Jensen Bryan E, Townsley Kayla G, Grigsby Kolter B, Metten Pamela, Chand Meher, Uzoekwe Miracle, Tran Alex, Firsick Evan, LeBlanc Katherine, Crabbe John C, Ozburn Angela R
Department of Behavioral Neuroscience, Oregon Health & Science University, and VA Portland Health Care System, Portland, OR 97239, USA.
Brain Sci. 2021 Feb 4;11(2):189. doi: 10.3390/brainsci11020189.
Alcohol use disorder (AUD) is a devastating psychiatric disorder that has significant wide-reaching effects on individuals and society. Selectively bred mouse lines are an effective means of exploring the genetic and neuronal mechanisms underlying AUD and such studies are translationally important for identifying treatment options.
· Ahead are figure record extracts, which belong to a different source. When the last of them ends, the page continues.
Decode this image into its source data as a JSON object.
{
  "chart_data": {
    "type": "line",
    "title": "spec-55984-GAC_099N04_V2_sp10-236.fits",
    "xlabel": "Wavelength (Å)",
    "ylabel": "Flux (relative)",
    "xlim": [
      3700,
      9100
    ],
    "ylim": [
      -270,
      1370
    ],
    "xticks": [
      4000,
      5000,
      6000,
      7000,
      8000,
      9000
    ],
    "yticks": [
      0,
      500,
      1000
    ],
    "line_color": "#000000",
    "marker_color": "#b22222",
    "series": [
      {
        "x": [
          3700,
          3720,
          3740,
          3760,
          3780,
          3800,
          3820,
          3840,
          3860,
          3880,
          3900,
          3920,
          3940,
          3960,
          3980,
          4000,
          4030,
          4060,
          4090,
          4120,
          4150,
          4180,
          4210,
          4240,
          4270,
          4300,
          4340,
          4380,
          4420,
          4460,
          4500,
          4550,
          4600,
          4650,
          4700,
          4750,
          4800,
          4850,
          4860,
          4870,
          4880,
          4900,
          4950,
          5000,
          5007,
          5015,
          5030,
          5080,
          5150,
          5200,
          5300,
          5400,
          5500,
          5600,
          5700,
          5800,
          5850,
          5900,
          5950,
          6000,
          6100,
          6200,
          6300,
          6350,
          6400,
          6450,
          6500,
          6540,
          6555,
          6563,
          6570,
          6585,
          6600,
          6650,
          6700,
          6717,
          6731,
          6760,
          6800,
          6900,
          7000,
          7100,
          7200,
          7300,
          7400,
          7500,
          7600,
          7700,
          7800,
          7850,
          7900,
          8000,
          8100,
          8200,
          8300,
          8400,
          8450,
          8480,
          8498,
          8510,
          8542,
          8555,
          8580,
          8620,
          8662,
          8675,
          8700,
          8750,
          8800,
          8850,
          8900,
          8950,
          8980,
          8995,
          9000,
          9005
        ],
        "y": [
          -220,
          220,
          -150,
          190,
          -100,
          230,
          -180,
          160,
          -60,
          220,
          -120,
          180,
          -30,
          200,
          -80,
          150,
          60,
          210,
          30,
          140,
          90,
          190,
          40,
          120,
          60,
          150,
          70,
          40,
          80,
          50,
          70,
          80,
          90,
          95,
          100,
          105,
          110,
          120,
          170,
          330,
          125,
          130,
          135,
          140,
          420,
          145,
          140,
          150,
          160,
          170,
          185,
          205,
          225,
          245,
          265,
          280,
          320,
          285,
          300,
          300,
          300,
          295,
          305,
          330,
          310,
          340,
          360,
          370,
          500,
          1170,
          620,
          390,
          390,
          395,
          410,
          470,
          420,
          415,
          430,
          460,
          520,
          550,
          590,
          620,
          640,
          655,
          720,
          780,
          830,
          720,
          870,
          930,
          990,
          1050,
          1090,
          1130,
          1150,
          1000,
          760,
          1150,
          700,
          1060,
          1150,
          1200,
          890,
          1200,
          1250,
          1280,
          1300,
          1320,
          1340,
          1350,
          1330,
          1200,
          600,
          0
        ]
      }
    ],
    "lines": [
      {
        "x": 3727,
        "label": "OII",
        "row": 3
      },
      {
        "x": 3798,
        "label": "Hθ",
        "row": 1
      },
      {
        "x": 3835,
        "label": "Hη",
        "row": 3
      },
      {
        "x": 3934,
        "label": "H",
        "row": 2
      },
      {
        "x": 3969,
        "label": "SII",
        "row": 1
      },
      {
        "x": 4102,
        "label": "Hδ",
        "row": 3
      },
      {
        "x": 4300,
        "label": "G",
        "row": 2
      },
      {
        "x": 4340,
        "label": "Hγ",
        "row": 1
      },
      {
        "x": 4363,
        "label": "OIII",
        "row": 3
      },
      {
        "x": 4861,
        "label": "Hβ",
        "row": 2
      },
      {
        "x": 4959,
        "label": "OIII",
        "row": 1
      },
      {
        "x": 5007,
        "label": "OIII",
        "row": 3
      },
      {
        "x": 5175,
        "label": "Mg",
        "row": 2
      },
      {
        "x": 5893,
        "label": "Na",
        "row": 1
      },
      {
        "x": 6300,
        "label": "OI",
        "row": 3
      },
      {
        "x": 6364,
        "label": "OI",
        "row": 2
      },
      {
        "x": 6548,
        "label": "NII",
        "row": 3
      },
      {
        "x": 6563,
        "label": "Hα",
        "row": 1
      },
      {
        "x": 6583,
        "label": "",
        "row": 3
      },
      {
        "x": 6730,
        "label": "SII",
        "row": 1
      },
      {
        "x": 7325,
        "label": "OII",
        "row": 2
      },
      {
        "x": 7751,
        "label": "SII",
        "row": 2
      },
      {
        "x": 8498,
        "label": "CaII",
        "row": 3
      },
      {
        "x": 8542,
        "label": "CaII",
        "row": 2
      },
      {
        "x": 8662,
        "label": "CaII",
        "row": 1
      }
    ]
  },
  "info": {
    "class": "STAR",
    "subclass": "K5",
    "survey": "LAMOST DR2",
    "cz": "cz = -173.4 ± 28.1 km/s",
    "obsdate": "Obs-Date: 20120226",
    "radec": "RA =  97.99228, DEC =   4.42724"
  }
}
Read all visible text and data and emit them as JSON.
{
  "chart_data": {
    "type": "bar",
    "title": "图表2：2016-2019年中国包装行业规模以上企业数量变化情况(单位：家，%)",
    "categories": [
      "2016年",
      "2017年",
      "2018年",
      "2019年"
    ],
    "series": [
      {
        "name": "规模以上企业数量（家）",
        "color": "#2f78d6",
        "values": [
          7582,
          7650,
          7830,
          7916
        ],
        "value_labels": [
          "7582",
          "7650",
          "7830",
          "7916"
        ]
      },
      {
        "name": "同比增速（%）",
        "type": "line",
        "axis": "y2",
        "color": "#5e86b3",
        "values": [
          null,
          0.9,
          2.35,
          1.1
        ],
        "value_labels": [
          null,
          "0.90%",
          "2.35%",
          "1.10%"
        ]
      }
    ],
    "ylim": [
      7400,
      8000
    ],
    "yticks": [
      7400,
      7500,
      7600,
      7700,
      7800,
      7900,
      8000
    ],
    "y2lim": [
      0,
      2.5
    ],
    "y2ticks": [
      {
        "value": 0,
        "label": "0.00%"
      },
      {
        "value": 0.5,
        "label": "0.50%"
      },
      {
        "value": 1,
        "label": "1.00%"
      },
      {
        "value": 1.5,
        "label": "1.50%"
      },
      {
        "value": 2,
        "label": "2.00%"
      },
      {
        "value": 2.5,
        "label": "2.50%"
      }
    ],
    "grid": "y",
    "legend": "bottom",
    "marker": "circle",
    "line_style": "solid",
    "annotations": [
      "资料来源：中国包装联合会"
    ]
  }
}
Here, we report on behavioral characterization of two replicate lines of mice that drink to intoxication, the High Drinking in the Dark (HDID)-1 and -2 mice, which have been selectively bred (20+ generations) for the primary phenotype of reaching high blood alcohol levels (BALs) during the drinking in the dark (DID) task, a binge-like drinking assay. Along with their genetically heterogenous progenitor line, Hs/Npt, we tested these mice on: DID and drinking in the light (DIL); temporal drinking patterns; ethanol sensitivity, through loss of righting reflex (LORR); and operant self-administration, including fixed ratio (FR1), fixed ratio 3:1 (FR3), extinction/reinstatement, and progressive ratio (PR). All mice consumed more ethanol during the dark than the light and both HDID lines consumed more ethanol than Hs/Npt during DIL and DID. In the dark, we found that the HDID lines achieved high blood alcohol levels early into a drinking session, suggesting that they exhibit front loading like drinking behavior in the absence of the chronicity usually required for such behavior. Surprisingly, HDID-1 (female and male) and HDID-2 (male) mice were more sensitive to the intoxicating effects of ethanol during the dark (as determined by LORR), while Hs/Npt (female and male) and HDID-2 (female) mice appeared less sensitive. We observed lower HDID-1 ethanol intake compared to either HDID-2 or Hs/Npt during operant ethanol self-administration. There were no genotype differences for either progressive ratio responding, or cue-induced ethanol reinstatement, though the latter is complicated by a lack of extinguished responding behavior. Taken together, these findings suggest that genes affecting one AUD-related behavior do not necessarily affect other AUD-related behaviors. Moreover, these findings highlight that alcohol-related behaviors can also differ between lines selectively bred for the same phenotype, and even between sexes within those same line.
酒精使用障碍(AUD)是一种具有毁灭性的精神障碍,对个人和社会有着重大的广泛影响。选择性培育的小鼠品系是探索AUD潜在遗传和神经机制的有效手段,此类研究对于确定治疗方案具有重要的转化意义。在此,我们报告了两个重复品系小鼠的行为特征,即黑暗中高饮(HDID)-1和-2小鼠,它们已被选择性培育(20多代),以在黑暗中饮酒(DID)任务(一种类似暴饮的饮酒试验)中达到高血液酒精水平(BAL)这一主要表型。连同它们基因异质的祖系Hs/Npt,我们对这些小鼠进行了以下测试:DID和光照下饮酒(DIL);饮酒时间模式;通过翻正反射丧失(LORR)测试乙醇敏感性;以及操作性自我给药,包括固定比率(FR1)、固定比率3:1(FR3)、消退/恢复和累进比率(PR)。所有小鼠在黑暗中摄入的乙醇都比在光照下多,并且两个HDID品系在DIL和DID期间摄入的乙醇都比Hs/Npt多。在黑暗中,我们发现HDID品系在饮酒过程早期就达到了高血液酒精水平,这表明它们在没有通常所需的慢性条件下表现出类似暴饮的饮酒行为。令人惊讶的是,HDID-1(雌性和雄性)和HDID-2(雄性)小鼠在黑暗中对乙醇的中毒作用更敏感(通过LORR确定),而Hs/Npt(雌性和雄性)和HDID-2(雌性)小鼠似乎不太敏感。在操作性乙醇自我给药过程中,我们观察到HDID-1的乙醇摄入量低于HDID-2或Hs/Npt。对于累进比率反应或线索诱导的乙醇恢复,没有基因型差异,不过后者因缺乏消退反应行为而变得复杂。综上所述,这些发现表明影响一种与AUD相关行为的基因不一定会影响其他与AUD相关的行为。此外,这些发现突出表明,在为相同表型选择性培育的品系之间,甚至在同一品系的不同性别之间,与酒精相关的行为也可能存在差异。